If a baby food brand like Gerber wants to blame soil, you can at least take back control of all the ways you can limit exposure to lead in your own backyard. The Massachusetts researchers suggest growing food crops that flower above ground instead of underground or on the ground, like tomatoes, peas, and corn.

Here are their recommendations for reducing lead exposure:

  1. Locate gardens away from old painted structures and heavily travelled roads.
  2. Give planting preferences to fruiting crops (tomatoes, squash, peas, sunflowers, corn, etc.).
  3. Incorporate organic materials such as high quality compost, humus, and peat moss.
  4. Lime soil as recommended by soil test (a soil pH of 6.5 to 7.0 will minimize lead availability).
  5. Wash hands immediately after gardening and prior to eating.
  6. Discard outer leaves before eating leafy vegetables. Peel root crops. Wash all produce thoroughly.
  7. Protect garden from airborne particulates using a fence or hedge. Fine dust has the highest lead concentration.
  8. Keep dust in the garden to a minimum by maintaining a well-mulched, vegetated, and/or moist soil surface.

For more smart tips, see Pop Mech's comprehensive guide to growing your own food.

Still, these are ultimately just guidelines. The Massachusetts scientists say the U.S. Environmental Protection Agency (EPA) limits lead in soil to 400 ppm, with gardening ideally in soil with under 100 ppm only. Crops accumulate and concentrate lead, so even these rules don’t completely ensure safe produce all the time.

CNN explains the congressional subcommittee’s call to action:

“Instead of setting limits for one food at a time, the FDA should standardize maximum levels for each toxic metal that can damage a baby's developing brain and apply them to all foods.

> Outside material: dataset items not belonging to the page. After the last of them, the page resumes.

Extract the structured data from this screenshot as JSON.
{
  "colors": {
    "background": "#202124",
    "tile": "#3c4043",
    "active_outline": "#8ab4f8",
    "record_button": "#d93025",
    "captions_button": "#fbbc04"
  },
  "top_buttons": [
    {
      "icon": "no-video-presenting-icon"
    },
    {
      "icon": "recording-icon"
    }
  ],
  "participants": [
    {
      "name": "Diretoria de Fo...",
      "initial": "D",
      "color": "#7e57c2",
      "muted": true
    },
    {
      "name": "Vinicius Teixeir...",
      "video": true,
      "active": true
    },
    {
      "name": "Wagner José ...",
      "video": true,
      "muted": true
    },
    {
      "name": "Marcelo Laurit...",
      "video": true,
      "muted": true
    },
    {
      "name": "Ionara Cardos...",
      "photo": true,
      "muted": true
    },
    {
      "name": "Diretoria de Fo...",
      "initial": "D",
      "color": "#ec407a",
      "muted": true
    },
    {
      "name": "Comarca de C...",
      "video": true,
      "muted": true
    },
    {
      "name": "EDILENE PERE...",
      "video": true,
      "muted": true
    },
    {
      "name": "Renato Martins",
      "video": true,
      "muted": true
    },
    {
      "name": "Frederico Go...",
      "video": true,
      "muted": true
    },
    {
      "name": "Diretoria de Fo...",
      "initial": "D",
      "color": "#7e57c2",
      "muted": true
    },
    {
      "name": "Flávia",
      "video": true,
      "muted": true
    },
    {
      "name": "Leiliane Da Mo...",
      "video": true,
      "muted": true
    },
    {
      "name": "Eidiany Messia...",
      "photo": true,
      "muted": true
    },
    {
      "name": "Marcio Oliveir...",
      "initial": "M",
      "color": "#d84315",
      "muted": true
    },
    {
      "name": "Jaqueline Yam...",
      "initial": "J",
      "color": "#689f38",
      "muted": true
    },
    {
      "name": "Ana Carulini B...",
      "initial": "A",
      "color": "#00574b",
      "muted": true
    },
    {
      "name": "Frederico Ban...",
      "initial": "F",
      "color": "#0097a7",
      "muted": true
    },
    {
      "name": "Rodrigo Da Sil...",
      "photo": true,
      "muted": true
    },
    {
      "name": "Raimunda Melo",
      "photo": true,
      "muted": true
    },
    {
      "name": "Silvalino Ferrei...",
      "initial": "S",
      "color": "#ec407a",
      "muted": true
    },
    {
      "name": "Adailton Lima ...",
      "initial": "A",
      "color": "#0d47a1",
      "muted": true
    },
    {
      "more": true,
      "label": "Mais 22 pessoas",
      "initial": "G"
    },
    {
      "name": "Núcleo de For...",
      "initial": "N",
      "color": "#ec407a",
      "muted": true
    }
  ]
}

There should be mandatory testing of any baby food product before it hits the shelves, the subcommittee recommended.”

Whether this leads to costly soil remediation or simply more responsible practices during sourcing and manufacturing of baby food, a firm limit on heavy metals exposure in baby food will lead to better outcomes for children.

At the very least, the subcommittee points out, baby food should conform to the firm limits set on bottled drinking water—numbers that already exist on the books, with a structure of testing to ensure companies are compliant.